For example, the point positions used in the joint base link model
may not include positions of the right and left ankles and may
include positions of the right and left elbows or wrists. The part
regions, for example, may not include the right and left lower
thigh regions and may include the right and left upper arms or
forearms.
[0154] A portion of a configuration of orientation estimation
device 100, for example, may be separated from other portions by
being arranged in an external apparatus such as a server in a
network. In this case, orientation estimation device 100 needs to
include a communication unit for making communication with the
external apparatus.
[0155] The present disclosure is able to be applied to an image or
video obtained by photographing a person such a video of other
sports as well as the video of the American football.

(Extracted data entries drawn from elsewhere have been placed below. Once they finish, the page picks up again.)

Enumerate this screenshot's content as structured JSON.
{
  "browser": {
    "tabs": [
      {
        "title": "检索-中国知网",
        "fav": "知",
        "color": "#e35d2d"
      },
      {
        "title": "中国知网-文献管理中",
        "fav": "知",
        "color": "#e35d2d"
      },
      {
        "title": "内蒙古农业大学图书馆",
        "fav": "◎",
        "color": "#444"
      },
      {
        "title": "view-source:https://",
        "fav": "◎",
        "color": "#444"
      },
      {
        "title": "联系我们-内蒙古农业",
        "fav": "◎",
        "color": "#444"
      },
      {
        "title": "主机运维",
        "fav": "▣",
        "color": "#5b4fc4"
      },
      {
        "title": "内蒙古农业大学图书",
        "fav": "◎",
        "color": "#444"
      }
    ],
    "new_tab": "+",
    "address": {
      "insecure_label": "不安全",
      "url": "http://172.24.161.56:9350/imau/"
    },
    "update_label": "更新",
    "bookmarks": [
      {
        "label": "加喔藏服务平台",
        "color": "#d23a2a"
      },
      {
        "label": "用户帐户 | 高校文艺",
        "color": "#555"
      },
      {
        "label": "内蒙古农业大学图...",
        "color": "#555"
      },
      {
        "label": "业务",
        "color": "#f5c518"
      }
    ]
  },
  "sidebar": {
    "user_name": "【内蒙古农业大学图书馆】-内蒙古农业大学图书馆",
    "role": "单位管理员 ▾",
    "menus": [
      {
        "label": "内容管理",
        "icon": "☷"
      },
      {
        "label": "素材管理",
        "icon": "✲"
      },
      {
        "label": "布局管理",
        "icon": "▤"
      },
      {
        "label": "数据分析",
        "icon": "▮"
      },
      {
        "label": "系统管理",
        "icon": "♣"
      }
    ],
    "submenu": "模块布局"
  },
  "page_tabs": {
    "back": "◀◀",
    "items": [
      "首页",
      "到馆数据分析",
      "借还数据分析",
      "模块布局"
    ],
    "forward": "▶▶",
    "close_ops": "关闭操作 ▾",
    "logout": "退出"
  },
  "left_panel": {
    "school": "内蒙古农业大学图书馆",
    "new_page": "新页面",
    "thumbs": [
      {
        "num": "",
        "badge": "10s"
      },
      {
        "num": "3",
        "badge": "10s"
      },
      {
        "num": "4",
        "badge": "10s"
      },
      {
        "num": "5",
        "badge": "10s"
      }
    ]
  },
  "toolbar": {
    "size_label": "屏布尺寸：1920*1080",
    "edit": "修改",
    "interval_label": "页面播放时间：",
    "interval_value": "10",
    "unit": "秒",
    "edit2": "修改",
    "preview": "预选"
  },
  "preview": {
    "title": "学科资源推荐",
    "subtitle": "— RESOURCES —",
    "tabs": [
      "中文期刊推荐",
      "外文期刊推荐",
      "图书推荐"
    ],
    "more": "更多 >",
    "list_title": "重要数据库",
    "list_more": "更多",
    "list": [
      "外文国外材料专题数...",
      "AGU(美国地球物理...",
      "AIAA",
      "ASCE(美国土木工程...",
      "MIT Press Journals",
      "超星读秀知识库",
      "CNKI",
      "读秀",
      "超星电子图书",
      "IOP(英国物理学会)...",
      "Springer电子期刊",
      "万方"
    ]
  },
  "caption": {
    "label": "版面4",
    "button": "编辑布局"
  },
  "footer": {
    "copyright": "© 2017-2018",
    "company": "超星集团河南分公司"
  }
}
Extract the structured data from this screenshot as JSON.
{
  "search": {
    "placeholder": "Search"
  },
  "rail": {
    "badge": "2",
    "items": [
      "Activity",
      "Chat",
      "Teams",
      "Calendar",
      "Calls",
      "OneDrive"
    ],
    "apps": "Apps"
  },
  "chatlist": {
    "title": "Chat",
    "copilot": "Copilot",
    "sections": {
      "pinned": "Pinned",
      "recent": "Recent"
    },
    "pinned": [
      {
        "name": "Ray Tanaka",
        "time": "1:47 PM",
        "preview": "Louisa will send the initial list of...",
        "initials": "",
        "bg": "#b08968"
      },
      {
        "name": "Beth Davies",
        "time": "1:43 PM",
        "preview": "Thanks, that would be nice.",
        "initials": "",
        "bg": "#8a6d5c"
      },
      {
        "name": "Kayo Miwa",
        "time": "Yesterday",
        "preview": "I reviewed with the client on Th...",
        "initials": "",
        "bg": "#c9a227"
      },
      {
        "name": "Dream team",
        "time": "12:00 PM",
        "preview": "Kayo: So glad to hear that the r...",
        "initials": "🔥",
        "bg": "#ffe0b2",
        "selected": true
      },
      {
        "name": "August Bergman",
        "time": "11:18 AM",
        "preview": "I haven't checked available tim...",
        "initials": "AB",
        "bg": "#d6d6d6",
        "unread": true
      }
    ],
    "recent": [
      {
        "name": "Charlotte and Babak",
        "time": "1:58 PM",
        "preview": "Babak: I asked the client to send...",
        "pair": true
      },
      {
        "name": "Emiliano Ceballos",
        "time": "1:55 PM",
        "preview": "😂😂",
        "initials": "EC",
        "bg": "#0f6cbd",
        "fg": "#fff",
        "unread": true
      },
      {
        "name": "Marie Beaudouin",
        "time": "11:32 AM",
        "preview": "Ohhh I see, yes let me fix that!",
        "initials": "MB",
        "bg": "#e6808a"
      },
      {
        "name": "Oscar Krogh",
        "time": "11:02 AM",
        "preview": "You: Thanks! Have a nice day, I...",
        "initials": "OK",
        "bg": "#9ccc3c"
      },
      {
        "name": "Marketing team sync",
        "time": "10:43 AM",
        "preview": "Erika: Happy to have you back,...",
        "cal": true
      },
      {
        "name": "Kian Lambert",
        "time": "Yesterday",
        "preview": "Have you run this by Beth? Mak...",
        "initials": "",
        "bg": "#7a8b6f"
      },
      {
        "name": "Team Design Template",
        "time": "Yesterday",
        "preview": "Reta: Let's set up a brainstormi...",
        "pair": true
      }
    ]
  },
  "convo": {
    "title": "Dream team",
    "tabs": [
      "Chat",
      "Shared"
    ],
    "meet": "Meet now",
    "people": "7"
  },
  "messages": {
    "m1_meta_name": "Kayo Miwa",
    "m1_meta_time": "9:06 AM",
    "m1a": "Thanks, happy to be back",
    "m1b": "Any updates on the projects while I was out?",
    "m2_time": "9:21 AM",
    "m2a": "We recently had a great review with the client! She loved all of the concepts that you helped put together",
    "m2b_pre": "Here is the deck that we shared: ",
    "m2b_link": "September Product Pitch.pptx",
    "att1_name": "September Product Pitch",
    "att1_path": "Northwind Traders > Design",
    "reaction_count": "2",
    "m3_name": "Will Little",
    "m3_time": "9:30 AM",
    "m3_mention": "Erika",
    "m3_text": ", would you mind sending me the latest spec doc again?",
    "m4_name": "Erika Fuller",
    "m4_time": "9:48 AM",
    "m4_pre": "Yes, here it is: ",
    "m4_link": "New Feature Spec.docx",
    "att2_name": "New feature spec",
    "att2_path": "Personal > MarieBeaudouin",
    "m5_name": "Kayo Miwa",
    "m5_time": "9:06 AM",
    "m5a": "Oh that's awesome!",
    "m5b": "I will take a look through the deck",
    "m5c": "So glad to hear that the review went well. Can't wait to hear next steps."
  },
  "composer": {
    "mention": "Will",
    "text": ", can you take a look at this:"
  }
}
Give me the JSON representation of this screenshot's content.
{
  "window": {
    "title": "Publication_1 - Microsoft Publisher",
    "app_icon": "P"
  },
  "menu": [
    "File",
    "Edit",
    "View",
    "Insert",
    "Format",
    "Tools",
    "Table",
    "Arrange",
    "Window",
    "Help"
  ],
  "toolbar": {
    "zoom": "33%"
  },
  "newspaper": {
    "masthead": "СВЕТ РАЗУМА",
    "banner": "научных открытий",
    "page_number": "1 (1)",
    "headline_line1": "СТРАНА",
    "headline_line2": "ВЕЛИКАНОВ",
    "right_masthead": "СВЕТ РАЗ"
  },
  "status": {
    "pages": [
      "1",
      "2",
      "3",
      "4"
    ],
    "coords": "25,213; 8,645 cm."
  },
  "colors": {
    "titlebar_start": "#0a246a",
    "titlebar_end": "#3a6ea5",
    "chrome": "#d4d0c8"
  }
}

[0156] <Outline of The Present Disclosure>
[0157] The orientation estimation method of the present disclosure
includes an image inputting step, a reference position setting
step, a candidate region determining step, and an orientation
determining step. In the image inputting step, an analysis target
image is input. In the reference position setting step, a plurality
of reference positions including a head position and a waist
position of a person are set with respect to an input analysis
target image. In the candidate region determining step, a candidate
region of a part region is determined in an analysis target image
based on the joint base link model in which the orientation of a
person is defined by an arrangement of a plurality of point
positions (positions) including the head position and the waist
position and a plurality of part regions and a plurality of
reference positions which are set. In the orientation determining
step, it is determined whether a person included in an analysis
target image takes the orientation or not based on a part image
feature which is an image feature of the part region in an image
obtained by photographing a person and an image feature of the
determined candidate region.
[0158] The orientation estimation method may include an image
display step which displays an analysis target image and an
operation receiving step that receives a drag-and-drop operation
with respect to the displayed analysis target image. In this case,
in the reference position setting step, a start point and an end
point of the drag-and-drop operation are respectively set with
respect to the analysis target image as the head position and the
waist position.
[0159] In the designation estimation method, the candidate region
determining step may determine a candidate region regarding each of
a plurality of part regions. The orientation determining step may
also include a likelihood per part calculating step and an entire
likelihood evaluating step. In the likelihood per part calculating
step, the likelihood per part representing certainty that a
candidate region is a corresponding part region is calculated for
each of a plurality of candidate regions. In the entire likelihood
evaluating step, it is determined whether the person included in
the analysis target image takes the orientation or not based on
some or all of the plurality of calculated likelihoods per
part.
[0160] In the orientation estimation method, the joint base link
model may include a combination of a plurality of state variables
that define an arrangement. In this case, the candidate region
determining step includes an initial sample generating step and an
initial particle mapping step. In the initial sample generating
step, a value of the state variable is changed and a relative
positional relationship between a plurality of point positions and
a plurality of part regions is determined for each of a plurality
of orientations. In the initial particle mapping step, a plurality
of candidate regions are determined based on-the relative
positional relationship determined for each of a plurality of
orientations and the plurality of reference positions which are
set. The orientation determining step includes an initial
orientation estimating step. In the initial orientation estimating
step, regarding each of the plurality of orientations, processing
of likelihood per part calculating step and the entire likelihood
evaluating step regarding a plurality of candidate regions
determined in the initial particle mapping step are performed to
thereby determine a candidate orientation which is an orientation
having a high possibility that a person included in the analysis
target image takes from among the plurality of orientations.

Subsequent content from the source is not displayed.